Yesterday in Bible class, we talked about what it means for your identity to be shaped by your baptism. This is the moment when you received the Holy Spirit and God looked down on you and said “you are my child. With you I am well pleased.” How would this assurance and affirmation shape the way you live your life if you were to take it seriously?

-       God called on Israel as His special possession. What kept them from taking their relationship with God seriously?

-       As John calls Israel and us, to come back to the Jordan and remember our identity as God’s people, what can we learn from Israel’s story as we see it lived out perfectly by Jesus?  


Tuesday – Israel’s story is a micro story of the story of the world. God chose us in the creation and the creation rebelled against Him. God then chooses a broken people to redeem His broken creation.

John 1:1-42

-       How does John tie in the story of Israel into the beginning of his Gospel?

-       John combines Israel’s history and creations history in a climax of the Word being made flesh. What does it mean for you that God would become part of His own creation to then redeem it?

-       How does the rejection of the Word parallel with Israel’s rejection of God?

-       Jesus comes to you and says, “Follow me!” How would you respond?


Wednesday – God chooses Adam and Eve as His people. When tempted with independence from God, they choose poorly. God chooses Israel as His people. When tempted with independence from God, they continually choose poorly. Jesus is taken out to the wilderness and is tempted. Jesus proves to be the true Israel when he shows himself to be the faithful and obedient Son. What does it take to break the cycle of choosing poorly?

Matthew 3:13-4:11

-       What two things does Jesus receive at his baptism that you also receive at yours?

-       What is Satan challenging in Jesus at the beginning of every temptation?

-       What do you see as the root of each of the temptations and how they connect to Israel’s temptations in the wilderness? How to they connect to struggles in your own life?


Thursday – Jesus is the climax of Israel’s story. While the people may have been back in the land for the last few hundred years, and a temple had been built, God’s presence had not filled the temple. The people believed the coming messiah would restore the Temple, bringing God’s glory back to it. Jesus’ actions clearing the Temple had more powerful symbolism than Jesus simply being angry. It is this action that is the last straw taking him to the cross. John’s gospel has this action at the beginning to make everything you read in his gospel is read through that action. The other gospel writers follow Jesus’ Temple action with questions about where his authority comes from. Jesus then tells parables that are condemning to the Jewish leaders. Read those parables through the lens of what Jesus did in the Temple.

John 2:13-25

Luke 19:45-20:19

-       What is the most significant part of the Temple? Why is there no Temple today?

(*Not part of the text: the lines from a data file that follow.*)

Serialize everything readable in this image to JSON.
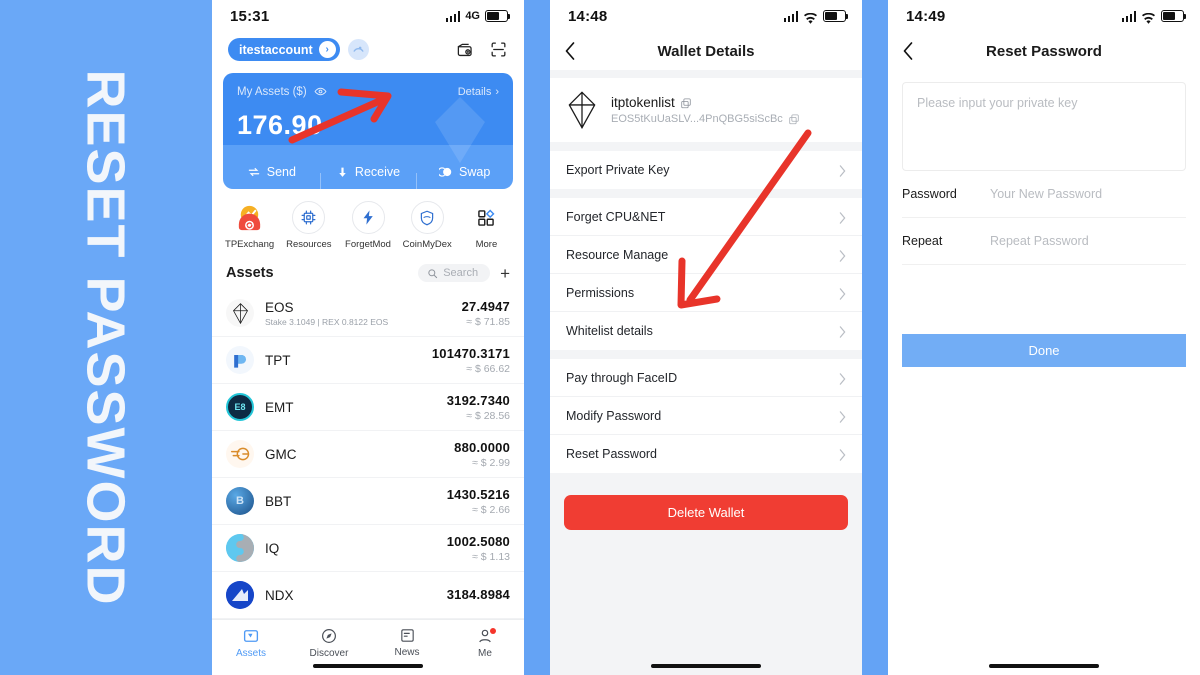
{
  "banner": {
    "text": "RESET PASSWORD",
    "background": "#6aa8f7",
    "text_color": "#f2f6fb"
  },
  "screen1": {
    "status": {
      "time": "15:31",
      "network": "4G",
      "battery_icon": "battery-icon",
      "signal_icon": "signal-bars-icon"
    },
    "header": {
      "account": "itestaccount",
      "caret_icon": "chevron-right-icon",
      "avatar_icon": "account-avatar-icon",
      "wallet_icon": "wallet-add-icon",
      "scan_icon": "scan-qr-icon"
    },
    "card": {
      "title": "My Assets ($)",
      "eye_icon": "eye-icon",
      "details_label": "Details",
      "details_chevron": "chevron-right-icon",
      "amount": "176.90",
      "actions": [
        {
          "label": "Send",
          "icon": "send-swap-icon"
        },
        {
          "label": "Receive",
          "icon": "arrow-down-icon"
        },
        {
          "label": "Swap",
          "icon": "swap-circle-icon"
        }
      ]
    },
    "quick_actions": [
      {
        "label": "TPExchang",
        "icon": "tpexchange-icon"
      },
      {
        "label": "Resources",
        "icon": "cpu-chip-icon"
      },
      {
        "label": "ForgetMod",
        "icon": "lightning-icon"
      },
      {
        "label": "CoinMyDex",
        "icon": "shield-icon"
      },
      {
        "label": "More",
        "icon": "grid-more-icon"
      }
    ],
    "assets_section": {
      "title": "Assets",
      "search_placeholder": "Search",
      "search_icon": "search-icon",
      "add_label": "+"
    },
    "assets": [
      {
        "symbol": "EOS",
        "sub": "Stake 3.1049  |  REX 0.8122 EOS",
        "amount": "27.4947",
        "usd": "≈ $ 71.85",
        "icon": "eos-coin-icon"
      },
      {
        "symbol": "TPT",
        "sub": "",
        "amount": "101470.3171",
        "usd": "≈ $ 66.62",
        "icon": "tpt-coin-icon"
      },
      {
        "symbol": "EMT",
        "sub": "",
        "amount": "3192.7340",
        "usd": "≈ $ 28.56",
        "icon": "emt-coin-icon"
      },
      {
        "symbol": "GMC",
        "sub": "",
        "amount": "880.0000",
        "usd": "≈ $ 2.99",
        "icon": "gmc-coin-icon"
      },
      {
        "symbol": "BBT",
        "sub": "",
        "amount": "1430.5216",
        "usd": "≈ $ 2.66",
        "icon": "bbt-coin-icon"
      },
      {
        "symbol": "IQ",
        "sub": "",
        "amount": "1002.5080",
        "usd": "≈ $ 1.13",
        "icon": "iq-coin-icon"
      },
      {
        "symbol": "NDX",
        "sub": "",
        "amount": "3184.8984",
        "usd": "",
        "icon": "ndx-coin-icon"
      }
    ],
    "tabs": [
      {
        "label": "Assets",
        "icon": "assets-icon",
        "active": true
      },
      {
        "label": "Discover",
        "icon": "compass-icon",
        "active": false
      },
      {
        "label": "News",
        "icon": "news-icon",
        "active": false
      },
      {
        "label": "Me",
        "icon": "person-icon",
        "active": false,
        "badge": true
      }
    ]
  },
  "screen2": {
    "status": {
      "time": "14:48",
      "wifi_icon": "wifi-icon",
      "signal_icon": "signal-bars-icon",
      "battery_icon": "battery-icon"
    },
    "nav": {
      "title": "Wallet Details",
      "back_icon": "chevron-left-icon"
    },
    "wallet": {
      "name": "itptokenlist",
      "address": "EOS5tKuUaSLV...4PnQBG5siScBc",
      "logo_icon": "eos-logo-icon",
      "copy_name_icon": "copy-icon",
      "copy_address_icon": "copy-icon"
    },
    "menu_group_1": [
      {
        "label": "Export Private Key"
      }
    ],
    "menu_group_2": [
      {
        "label": "Forget CPU&NET"
      },
      {
        "label": "Resource Manage"
      },
      {
        "label": "Permissions"
      },
      {
        "label": "Whitelist details"
      }
    ],
    "menu_group_3": [
      {
        "label": "Pay through FaceID"
      },
      {
        "label": "Modify Password"
      },
      {
        "label": "Reset Password"
      }
    ],
    "delete_button": "Delete Wallet",
    "delete_color": "#f03d33"
  },
  "screen3": {
    "status": {
      "time": "14:49",
      "wifi_icon": "wifi-icon",
      "signal_icon": "signal-bars-icon",
      "battery_icon": "battery-icon"
    },
    "nav": {
      "title": "Reset Password",
      "back_icon": "chevron-left-icon"
    },
    "private_key_placeholder": "Please input your private key",
    "fields": [
      {
        "label": "Password",
        "placeholder": "Your New Password",
        "value": ""
      },
      {
        "label": "Repeat",
        "placeholder": "Repeat Password",
        "value": ""
      }
    ],
    "done_button": "Done",
    "done_color": "#72adf5"
  },
  "annotations": {
    "arrow_color": "#e8342a",
    "arrow_1_target": "Details",
    "arrow_2_target": "Reset Password"
  }
}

-       The Temple is the place where heaven and earth come together, when God’s glory fills the Temple. What does it mean that Jesus is the Temple? Where is the Temple now?

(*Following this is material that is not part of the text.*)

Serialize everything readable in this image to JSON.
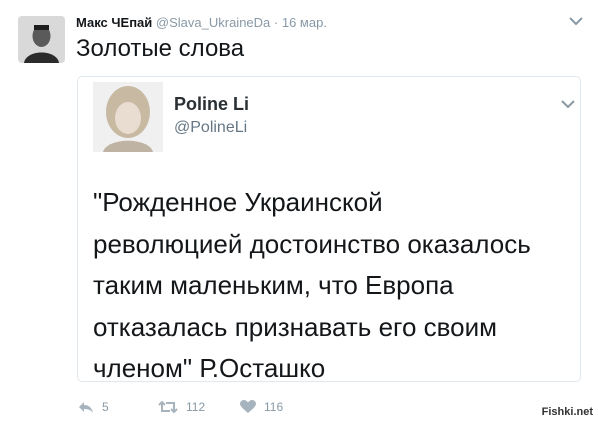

-       Why do the people reject the servants and then the heir? We live in God’s vineyard, what kind of farmers are we? In what ways do we reject the servants (and heir) sent to us?


Friday – If you want to take more time for today’s devotional, go read all of the resurrection accounts, pay attention to the differences, and ask what the author might be highlighting about Jesus. I love reading the different resurrection accounts but today I want to specifically focus on Luke’s narrative.

Luke 24:1-49

-       When did the disciples recognize Jesus? What does this have to do with fulfilling Israel’s narrative?

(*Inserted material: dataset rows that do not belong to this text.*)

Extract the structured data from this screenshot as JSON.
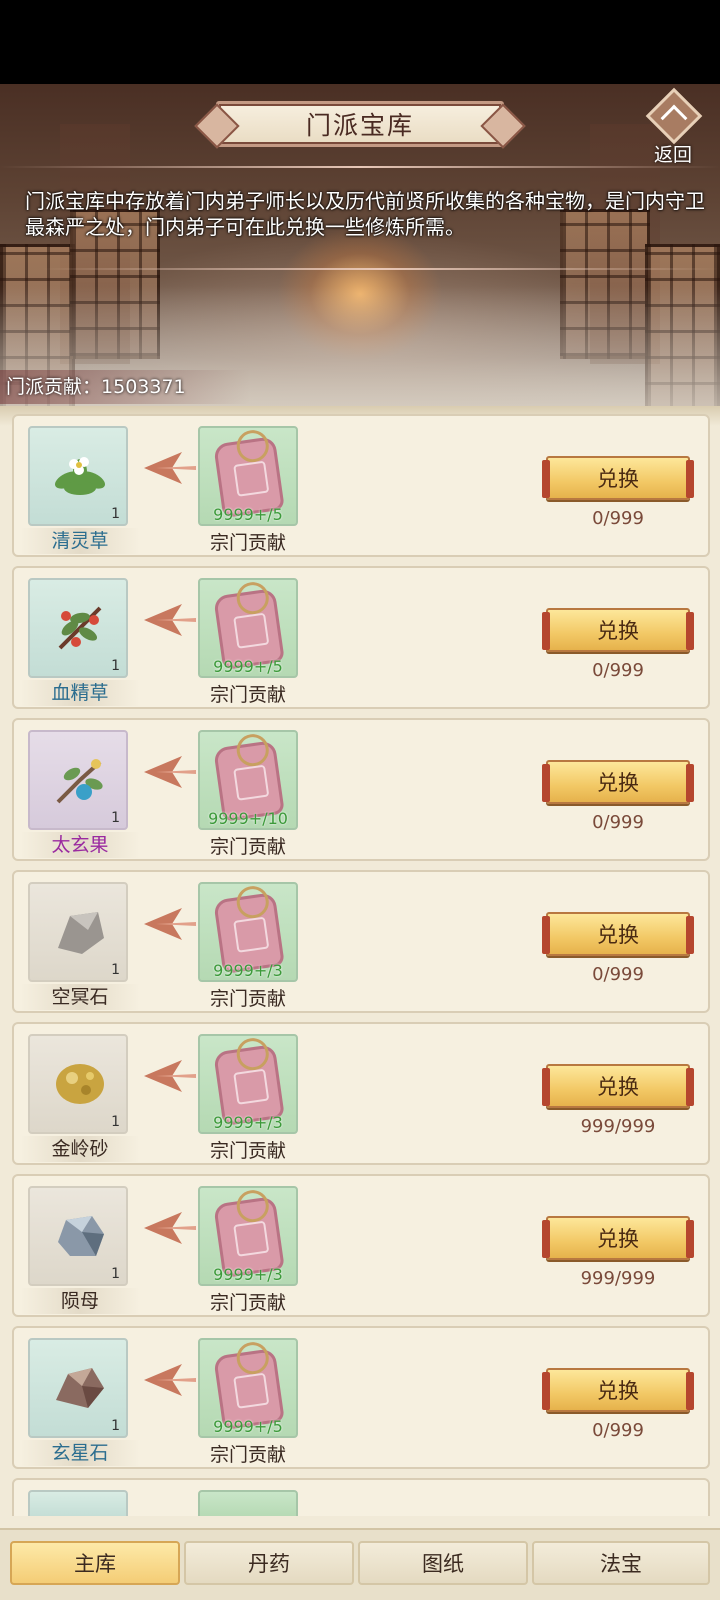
{
  "header": {
    "title": "门派宝库",
    "back_label": "返回",
    "description": "门派宝库中存放着门内弟子师长以及历代前贤所收集的各种宝物，是门内守卫最森严之处，门内弟子可在此兑换一些修炼所需。",
    "contribution_label": "门派贡献：",
    "contribution_value": "1503371"
  },
  "colors": {
    "item_name_teal": "#2b6d8f",
    "item_name_purple": "#9a2aa0",
    "item_name_default": "#3a2a22",
    "cost_green": "#3c9a3a",
    "button_gold": "#f2c865"
  },
  "items": [
    {
      "name": "清灵草",
      "icon": "white-flower-herb-icon",
      "count": "1",
      "cost": "9999+/5",
      "currency": "宗门贡献",
      "button": "兑换",
      "stock": "0/999"
    },
    {
      "name": "血精草",
      "icon": "red-berry-herb-icon",
      "count": "1",
      "cost": "9999+/5",
      "currency": "宗门贡献",
      "button": "兑换",
      "stock": "0/999"
    },
    {
      "name": "太玄果",
      "icon": "blue-fruit-branch-icon",
      "count": "1",
      "cost": "9999+/10",
      "currency": "宗门贡献",
      "button": "兑换",
      "stock": "0/999"
    },
    {
      "name": "空冥石",
      "icon": "grey-stone-icon",
      "count": "1",
      "cost": "9999+/3",
      "currency": "宗门贡献",
      "button": "兑换",
      "stock": "0/999"
    },
    {
      "name": "金岭砂",
      "icon": "gold-ore-icon",
      "count": "1",
      "cost": "9999+/3",
      "currency": "宗门贡献",
      "button": "兑换",
      "stock": "999/999"
    },
    {
      "name": "陨母",
      "icon": "meteorite-ore-icon",
      "count": "1",
      "cost": "9999+/3",
      "currency": "宗门贡献",
      "button": "兑换",
      "stock": "999/999"
    },
    {
      "name": "玄星石",
      "icon": "star-stone-icon",
      "count": "1",
      "cost": "9999+/5",
      "currency": "宗门贡献",
      "button": "兑换",
      "stock": "0/999"
    }
  ],
  "tabs": [
    {
      "label": "主库",
      "active": true
    },
    {
      "label": "丹药",
      "active": false
    },
    {
      "label": "图纸",
      "active": false
    },
    {
      "label": "法宝",
      "active": false
    }
  ]
}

-       V32 and 45 both talk about understanding Scripture. What Scripture(s) are they reading and need to understand?

-       Are these Scriptures the individual passages quoted throughout the NT or are they referring to all of the Torah and the Prophets?

-       Why is important for them to understand these Scriptures correctly about Jesus?

-       When we take the Lord’s Supper, we reconnect with the story of Israel re-imagined in and through Jesus Christ. How does your regular participation in the Table each week help you see Jesus more clearly? How does participating in the Table make Jesus more clear in how you live?